Kasus DBD di Sikka tahun 2020 mencapai 1.667 pasien yang dirawat sampai semua rumah sakit dan puskesmas rawat inap kewalahan karena keterbatasan tempat tidur. Saat itu 14 orang meninggal, terutama anak balita.
Kebersihan lingkungan
Maksi Ola Boli (35), warga Desa Boru, Kecamatan Wulanggitang, Kabupaten Flores Timur, mengatakan, anaknya Alice Boli (3) baru saja pulang dari Puskesmas Rawat Inap Boru setelah dirawat satu pekan karena DBD. Peristiwa ini mendorong keluarga besar Ola Boli waspada, dan mulai memperhatikan kebersihan lingkungan sekitar rumah selama musim hujan.
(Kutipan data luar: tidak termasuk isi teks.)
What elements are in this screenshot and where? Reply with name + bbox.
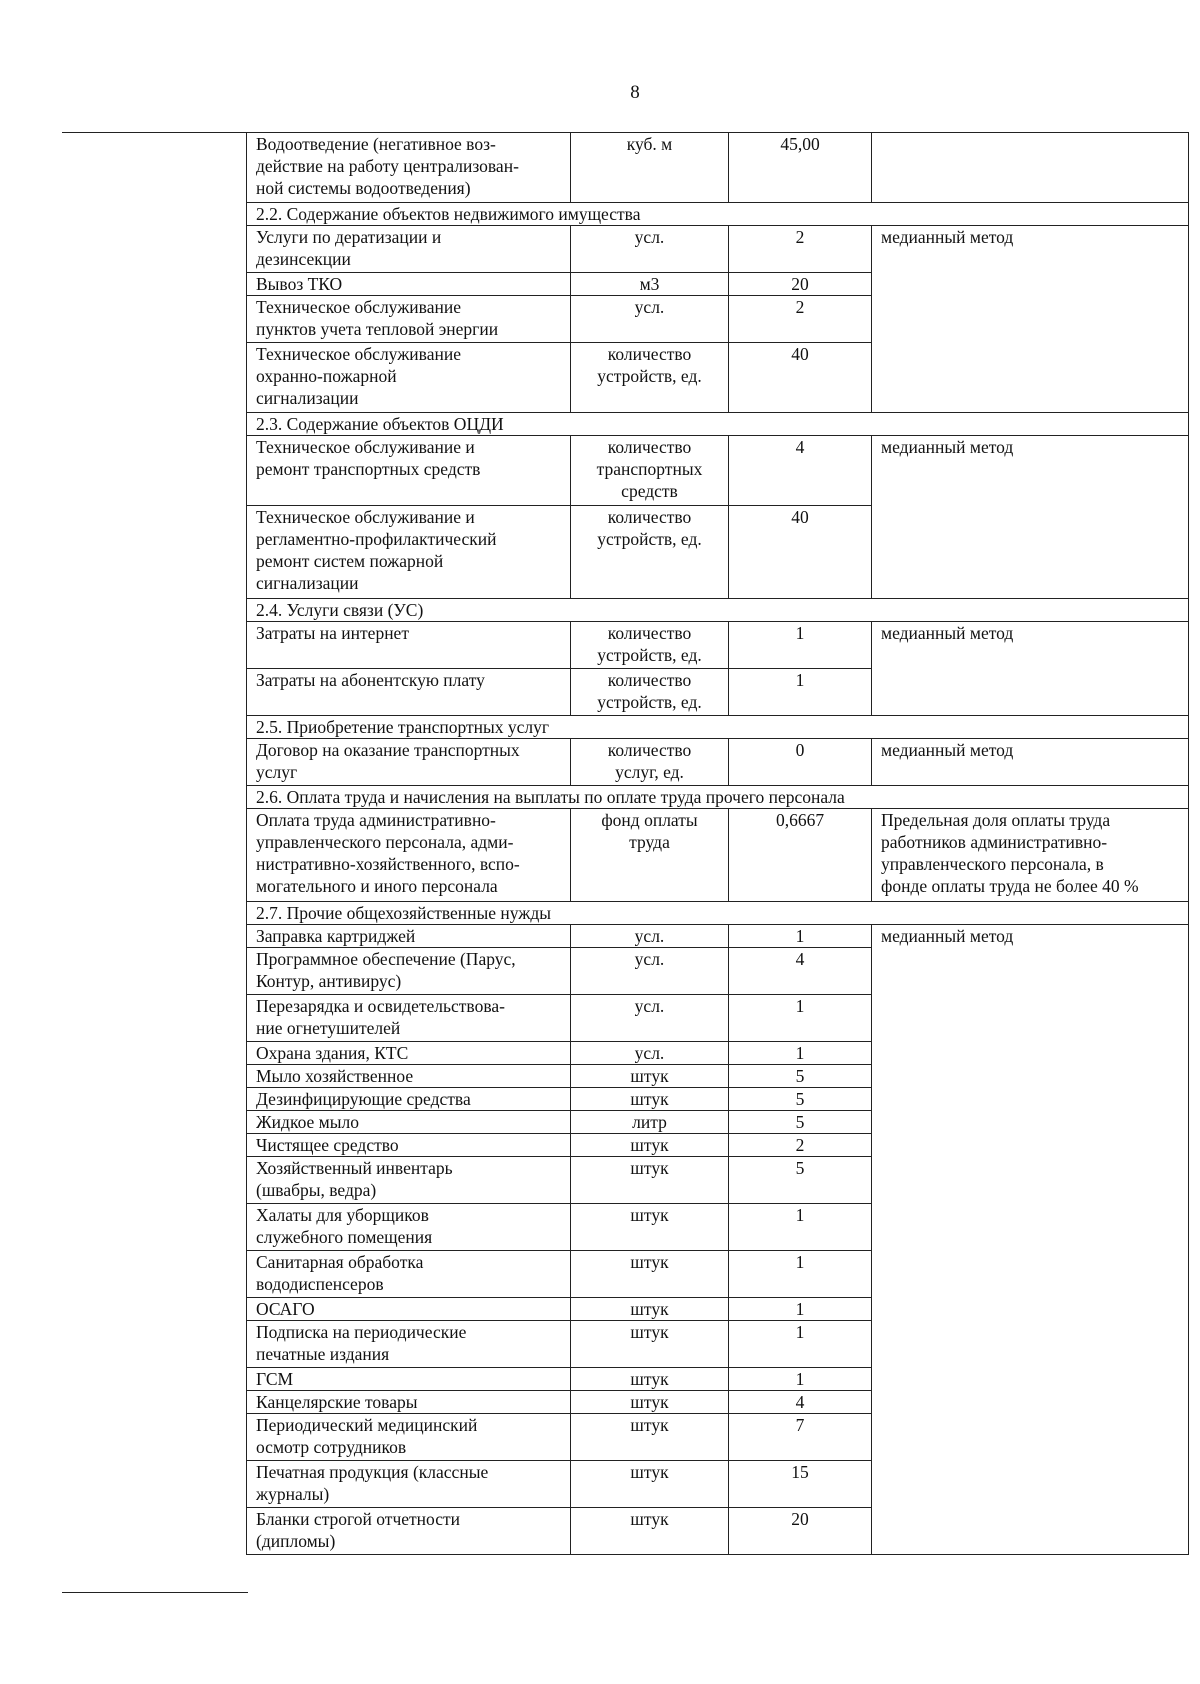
item-name: Подписка на периодические печатные издания	[247, 1321, 571, 1368]
item-method	[872, 1157, 1189, 1204]
section-row	[247, 902, 1189, 925]
item-value: 4	[729, 1391, 872, 1414]
item-value: 4	[729, 436, 872, 506]
table-row	[247, 1042, 1189, 1065]
page-number: 8	[630, 82, 640, 103]
item-method	[872, 273, 1189, 296]
item-method	[872, 995, 1189, 1042]
item-name: Халаты для уборщиков служебного помещения	[247, 1204, 571, 1251]
table-row	[247, 739, 1189, 786]
item-unit: штук	[571, 1298, 729, 1321]
table-row	[247, 669, 1189, 716]
item-method	[872, 1298, 1189, 1321]
table-row	[247, 1368, 1189, 1391]
item-value: 2	[729, 226, 872, 273]
section-title: 2.6. Оплата труда и начисления на выплаты по оплате труда прочего персонала	[247, 786, 1189, 809]
item-name: Оплата труда административно- управленческого персонала, адми- нистративно-хозяйственного, вспо- могательного и иного персонала	[247, 809, 571, 902]
table-row	[247, 1204, 1189, 1251]
item-method	[872, 343, 1189, 413]
item-unit: усл.	[571, 296, 729, 343]
table-row	[247, 1065, 1189, 1088]
table-row	[247, 1111, 1189, 1134]
item-value: 2	[729, 1134, 872, 1157]
item-value: 1	[729, 995, 872, 1042]
item-value: 15	[729, 1461, 872, 1508]
table-row	[247, 296, 1189, 343]
item-value: 20	[729, 1508, 872, 1555]
top-rule	[62, 132, 248, 133]
item-name: Чистящее средство	[247, 1134, 571, 1157]
item-method	[872, 1508, 1189, 1555]
item-value: 0	[729, 739, 872, 786]
item-method	[872, 948, 1189, 995]
item-unit: штук	[571, 1134, 729, 1157]
item-unit: усл.	[571, 948, 729, 995]
item-name: Затраты на абонентскую плату	[247, 669, 571, 716]
item-value: 2	[729, 296, 872, 343]
item-method	[872, 1134, 1189, 1157]
item-name: Водоотведение (негативное воз- действие на работу централизован- ной системы водоотведения)	[247, 133, 571, 203]
item-name: Техническое обслуживание и регламентно-профилактический ремонт систем пожарной сигнализации	[247, 506, 571, 599]
item-method	[872, 669, 1189, 716]
item-method	[872, 133, 1189, 203]
item-name: Услуги по дератизации и дезинсекции	[247, 226, 571, 273]
item-method: медианный метод	[872, 622, 1189, 669]
table-row	[247, 343, 1189, 413]
item-method	[872, 1321, 1189, 1368]
item-method	[872, 1111, 1189, 1134]
item-method	[872, 1391, 1189, 1414]
table-row	[247, 133, 1189, 203]
item-unit: штук	[571, 1461, 729, 1508]
item-unit: штук	[571, 1088, 729, 1111]
item-value: 40	[729, 506, 872, 599]
item-method	[872, 1414, 1189, 1461]
item-unit: количество устройств, ед.	[571, 343, 729, 413]
item-name: Перезарядка и освидетельствова- ние огнетушителей	[247, 995, 571, 1042]
section-title: 2.5. Приобретение транспортных услуг	[247, 716, 1189, 739]
item-unit: количество устройств, ед.	[571, 506, 729, 599]
item-method	[872, 1461, 1189, 1508]
item-value: 1	[729, 1042, 872, 1065]
table-row	[247, 622, 1189, 669]
item-name: Печатная продукция (классные журналы)	[247, 1461, 571, 1508]
item-unit: штук	[571, 1157, 729, 1204]
item-value: 1	[729, 1251, 872, 1298]
item-value: 5	[729, 1065, 872, 1088]
item-unit: м3	[571, 273, 729, 296]
bottom-rule	[62, 1592, 248, 1593]
item-name: Техническое обслуживание и ремонт транспортных средств	[247, 436, 571, 506]
item-unit: штук	[571, 1414, 729, 1461]
item-unit: усл.	[571, 1042, 729, 1065]
item-method	[872, 1368, 1189, 1391]
item-value: 5	[729, 1111, 872, 1134]
item-unit: количество устройств, ед.	[571, 669, 729, 716]
item-name: Канцелярские товары	[247, 1391, 571, 1414]
item-name: ГСМ	[247, 1368, 571, 1391]
item-method	[872, 296, 1189, 343]
item-name: Хозяйственный инвентарь (швабры, ведра)	[247, 1157, 571, 1204]
item-method	[872, 1042, 1189, 1065]
item-method	[872, 1204, 1189, 1251]
item-name: Санитарная обработка вододиспенсеров	[247, 1251, 571, 1298]
item-unit: штук	[571, 1508, 729, 1555]
item-unit: литр	[571, 1111, 729, 1134]
item-value: 0,6667	[729, 809, 872, 902]
table-row	[247, 1298, 1189, 1321]
item-method: медианный метод	[872, 739, 1189, 786]
item-name: Бланки строгой отчетности (дипломы)	[247, 1508, 571, 1555]
item-name: ОСАГО	[247, 1298, 571, 1321]
section-title: 2.3. Содержание объектов ОЦДИ	[247, 413, 1189, 436]
item-value: 1	[729, 1204, 872, 1251]
item-method	[872, 1251, 1189, 1298]
item-unit: количество устройств, ед.	[571, 622, 729, 669]
item-name: Договор на оказание транспортных услуг	[247, 739, 571, 786]
item-name: Охрана здания, КТС	[247, 1042, 571, 1065]
item-name: Мыло хозяйственное	[247, 1065, 571, 1088]
item-unit: куб. м	[571, 133, 729, 203]
item-unit: усл.	[571, 226, 729, 273]
table-row	[247, 1157, 1189, 1204]
item-unit: штук	[571, 1251, 729, 1298]
section-row	[247, 203, 1189, 226]
table-row	[247, 1414, 1189, 1461]
section-title: 2.4. Услуги связи (УС)	[247, 599, 1189, 622]
item-value: 1	[729, 669, 872, 716]
item-value: 40	[729, 343, 872, 413]
item-method: медианный метод	[872, 436, 1189, 506]
item-value: 4	[729, 948, 872, 995]
item-name: Техническое обслуживание пунктов учета тепловой энергии	[247, 296, 571, 343]
item-value: 1	[729, 1321, 872, 1368]
table-row	[247, 226, 1189, 273]
item-value: 7	[729, 1414, 872, 1461]
table-row	[247, 273, 1189, 296]
section-title: 2.7. Прочие общехозяйственные нужды	[247, 902, 1189, 925]
item-unit: количество транспортных средств	[571, 436, 729, 506]
table-row	[247, 995, 1189, 1042]
item-method	[872, 506, 1189, 599]
item-name: Программное обеспечение (Парус, Контур, антивирус)	[247, 948, 571, 995]
item-method	[872, 1088, 1189, 1111]
item-unit: количество услуг, ед.	[571, 739, 729, 786]
section-title: 2.2. Содержание объектов недвижимого имущества	[247, 203, 1189, 226]
item-unit: штук	[571, 1368, 729, 1391]
table-row	[247, 1251, 1189, 1298]
table-row	[247, 1391, 1189, 1414]
table-row	[247, 1461, 1189, 1508]
item-value: 5	[729, 1157, 872, 1204]
item-value: 5	[729, 1088, 872, 1111]
item-unit: фонд оплаты труда	[571, 809, 729, 902]
item-unit: штук	[571, 1204, 729, 1251]
item-name: Дезинфицирующие средства	[247, 1088, 571, 1111]
item-name: Затраты на интернет	[247, 622, 571, 669]
item-method	[872, 1065, 1189, 1088]
item-value: 45,00	[729, 133, 872, 203]
section-row	[247, 786, 1189, 809]
item-name: Вывоз ТКО	[247, 273, 571, 296]
item-method: Предельная доля оплаты труда работников административно- управленческого персонала, в фонде оплаты труда не более 40 %	[872, 809, 1189, 902]
table-row	[247, 1508, 1189, 1555]
item-value: 1	[729, 925, 872, 948]
item-value: 20	[729, 273, 872, 296]
item-unit: штук	[571, 1065, 729, 1088]
norms-table	[246, 132, 1189, 1555]
item-name: Заправка картриджей	[247, 925, 571, 948]
table-row	[247, 1088, 1189, 1111]
table-row	[247, 809, 1189, 902]
section-row	[247, 716, 1189, 739]
item-value: 1	[729, 622, 872, 669]
table-row	[247, 506, 1189, 599]
item-method: медианный метод	[872, 226, 1189, 273]
section-row	[247, 413, 1189, 436]
item-unit: штук	[571, 1391, 729, 1414]
item-value: 1	[729, 1298, 872, 1321]
item-name: Периодический медицинский осмотр сотрудников	[247, 1414, 571, 1461]
item-unit: усл.	[571, 995, 729, 1042]
table-row	[247, 1321, 1189, 1368]
table-row	[247, 948, 1189, 995]
item-method: медианный метод	[872, 925, 1189, 948]
item-unit: усл.	[571, 925, 729, 948]
item-name: Техническое обслуживание охранно-пожарной сигнализации	[247, 343, 571, 413]
item-name: Жидкое мыло	[247, 1111, 571, 1134]
table-row	[247, 925, 1189, 948]
table-row	[247, 1134, 1189, 1157]
section-row	[247, 599, 1189, 622]
table-row	[247, 436, 1189, 506]
item-unit: штук	[571, 1321, 729, 1368]
item-value: 1	[729, 1368, 872, 1391]
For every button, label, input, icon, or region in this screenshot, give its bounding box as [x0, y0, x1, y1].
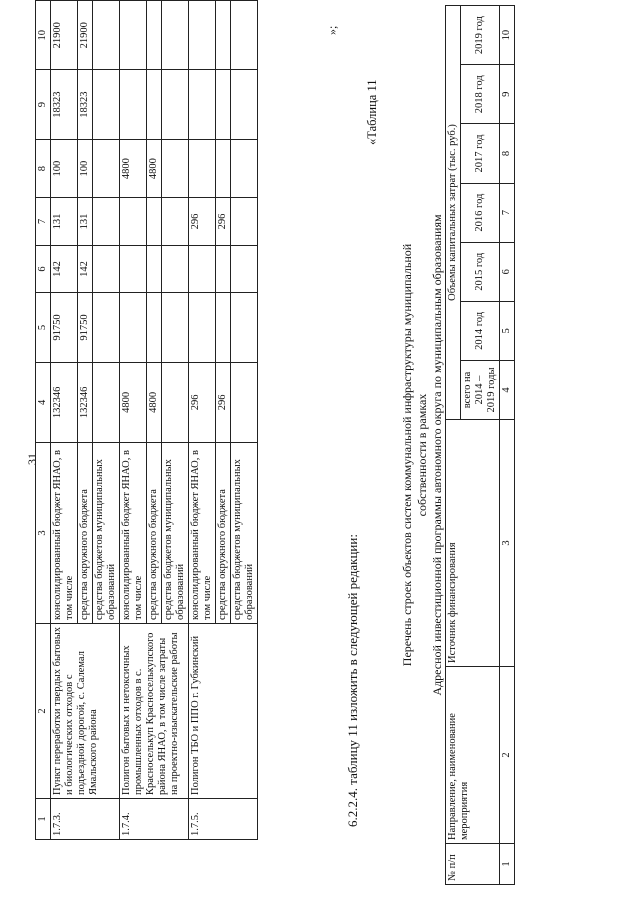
- funding-source: средства бюджетов муниципальных образований: [231, 443, 258, 624]
- value-cell: [189, 70, 216, 139]
- heading-line-2: Адресной инвестиционной программы автономного округа по муниципальным образованиям: [430, 214, 444, 696]
- value-cell: [189, 293, 216, 362]
- value-cell: [162, 198, 189, 245]
- header-cell: 3: [36, 443, 51, 624]
- value-cell: 142: [51, 245, 78, 292]
- year-header: 2019 год: [461, 6, 500, 65]
- column-number: 4: [500, 361, 515, 420]
- value-cell: 18323: [51, 70, 78, 139]
- value-cell: 132346: [78, 362, 93, 442]
- column-number: 2: [500, 667, 515, 844]
- table-heading: [400, 205, 445, 705]
- table-caption: «Таблица 11: [365, 79, 379, 145]
- value-cell: 4800: [147, 139, 162, 197]
- funding-source: средства окружного бюджета: [216, 443, 231, 624]
- year-header: 2017 год: [461, 124, 500, 183]
- column-number: 5: [500, 301, 515, 360]
- value-cell: [216, 1, 231, 70]
- value-cell: [189, 245, 216, 292]
- header-cell: 4: [36, 362, 51, 442]
- value-cell: [189, 1, 216, 70]
- header-cell: 10: [36, 1, 51, 70]
- value-cell: [189, 139, 216, 197]
- value-cell: [147, 198, 162, 245]
- funding-source: консолидированный бюджет ЯНАО, в том числе: [51, 443, 78, 624]
- value-cell: [147, 70, 162, 139]
- item-number: 1.7.3.: [51, 799, 120, 840]
- value-cell: [120, 293, 147, 362]
- heading-line-1: Перечень строек объектов систем коммунальной инфраструктуры муниципальной собственности в рамках: [400, 243, 429, 667]
- value-cell: [93, 1, 120, 70]
- table-11: [445, 5, 515, 885]
- funding-source: средства окружного бюджета: [147, 443, 162, 624]
- column-number: 8: [500, 124, 515, 183]
- funding-source: консолидированный бюджет ЯНАО, в том числе: [120, 443, 147, 624]
- funding-source: средства окружного бюджета: [78, 443, 93, 624]
- value-cell: [147, 293, 162, 362]
- amendment-paragraph: 6.2.2.4. таблицу 11 изложить в следующей редакции:: [345, 534, 360, 827]
- item-name: Полигон бытовых и нетоксичных промышленных отходов в с. Красноселькуп Красноселькупского района ЯНАО, в том числе затраты на проектно-изыскательские работы: [120, 624, 189, 799]
- value-cell: [231, 245, 258, 292]
- value-cell: [93, 139, 120, 197]
- value-cell: [216, 139, 231, 197]
- header-cell: 7: [36, 198, 51, 245]
- value-cell: [162, 139, 189, 197]
- item-number: 1.7.5.: [189, 799, 258, 840]
- table-end-mark: »;: [325, 25, 339, 35]
- column-number-row: [500, 6, 515, 885]
- column-number: 3: [500, 420, 515, 667]
- value-cell: [231, 1, 258, 70]
- value-cell: [216, 293, 231, 362]
- value-cell: 21900: [78, 1, 93, 70]
- value-cell: [162, 1, 189, 70]
- value-cell: [216, 70, 231, 139]
- item-name: Пункт переработки твердых бытовых и биологических отходов с подъездной дорогой, с. Салемал Ямальского района: [51, 624, 120, 799]
- value-cell: 91750: [78, 293, 93, 362]
- funding-source: средства бюджетов муниципальных образований: [93, 443, 120, 624]
- year-header: 2015 год: [461, 242, 500, 301]
- page-number: 31: [25, 453, 39, 465]
- year-header: 2014 год: [461, 301, 500, 360]
- value-cell: [231, 139, 258, 197]
- value-cell: 296: [216, 198, 231, 245]
- column-number: 10: [500, 6, 515, 65]
- header-cell: 8: [36, 139, 51, 197]
- value-cell: [231, 198, 258, 245]
- header-cell: 2: [36, 624, 51, 799]
- header-row-1: [446, 6, 461, 885]
- col-name-header: Направление, наименование мероприятия: [446, 667, 500, 844]
- table-continuation: [35, 0, 258, 840]
- column-number: 9: [500, 65, 515, 124]
- col-source-header: Источник финансирования: [446, 420, 500, 667]
- header-cell: 1: [36, 799, 51, 840]
- header-cell: 9: [36, 70, 51, 139]
- value-cell: [231, 362, 258, 442]
- table-row: [51, 1, 78, 840]
- col-num-header: № п/п: [446, 844, 500, 885]
- value-cell: [120, 1, 147, 70]
- year-header: 2016 год: [461, 183, 500, 242]
- value-cell: 296: [189, 362, 216, 442]
- funding-source: средства бюджетов муниципальных образований: [162, 443, 189, 624]
- value-cell: 91750: [51, 293, 78, 362]
- value-cell: [162, 362, 189, 442]
- column-number: 7: [500, 183, 515, 242]
- table-row: [120, 1, 147, 840]
- col-volumes-header: Объемы капитальных затрат (тыс. руб.): [446, 6, 461, 420]
- value-cell: 21900: [51, 1, 78, 70]
- value-cell: 4800: [147, 362, 162, 442]
- value-cell: [93, 293, 120, 362]
- value-cell: [120, 70, 147, 139]
- value-cell: 132346: [51, 362, 78, 442]
- value-cell: [231, 293, 258, 362]
- item-name: Полигон ТБО и ППО г. Губкинский: [189, 624, 258, 799]
- value-cell: 131: [78, 198, 93, 245]
- value-cell: [93, 198, 120, 245]
- value-cell: [147, 245, 162, 292]
- value-cell: [162, 245, 189, 292]
- header-row: [36, 1, 51, 840]
- table-row: [189, 1, 216, 840]
- value-cell: [162, 70, 189, 139]
- funding-source: консолидированный бюджет ЯНАО, в том числе: [189, 443, 216, 624]
- col-total-header: всего на 2014 – 2019 годы: [461, 361, 500, 420]
- column-number: 6: [500, 242, 515, 301]
- value-cell: [162, 293, 189, 362]
- header-cell: 6: [36, 245, 51, 292]
- value-cell: [231, 70, 258, 139]
- value-cell: [93, 245, 120, 292]
- value-cell: 4800: [120, 362, 147, 442]
- header-cell: 5: [36, 293, 51, 362]
- value-cell: 4800: [120, 139, 147, 197]
- value-cell: 131: [51, 198, 78, 245]
- value-cell: [120, 245, 147, 292]
- value-cell: 142: [78, 245, 93, 292]
- value-cell: [216, 245, 231, 292]
- value-cell: 296: [189, 198, 216, 245]
- value-cell: [147, 1, 162, 70]
- value-cell: 100: [78, 139, 93, 197]
- column-number: 1: [500, 844, 515, 885]
- value-cell: [93, 70, 120, 139]
- year-header: 2018 год: [461, 65, 500, 124]
- value-cell: 296: [216, 362, 231, 442]
- value-cell: [120, 198, 147, 245]
- value-cell: 100: [51, 139, 78, 197]
- item-number: 1.7.4.: [120, 799, 189, 840]
- value-cell: 18323: [78, 70, 93, 139]
- value-cell: [93, 362, 120, 442]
”Biasanya orang membuang gelas air mineral bekas di sembarang tempat. Gelas mineral bekas kadang tersembunyi di rerumputan sekitar rumah. Tanpa disadari, wadah itu ternyata menjadi tempat bersarang nyamuk,” ujarnya.
Ia mengaku telah membersihkan seluruh halaman rumah, menguburkan gelas air mineral bekas, botol, kaleng, dan tempurung yang berserakan di halaman rumah. Selokan air di samping rumah pun telah dibersihkan dan diharapkan tidak terjadi genangan air di selokan itu.
Meski demikian ia berharap pemerintah tetap melakukan fogging di rumah-rumah warga, halaman rumah, dan mendorong pembersihan lingkungan secara massal guna menghindari kemunculan nyamuk Aedes aegypti. ”Abate pun harus dibagi gratis kepada masyarakat,” katanya.
Anggota DPRD NTT, Viktor Mado, meminta pemerintah tidak hanya fokus pada upaya pencegahan penyebaran kasus Covid-19. Penyakit-penyakit lain yang muncul di saat musim hujan, seperti diare dan DBD, pun perlu diwaspadai. Masyarakat cenderung mengabaikan kesehatan selama musim hujan.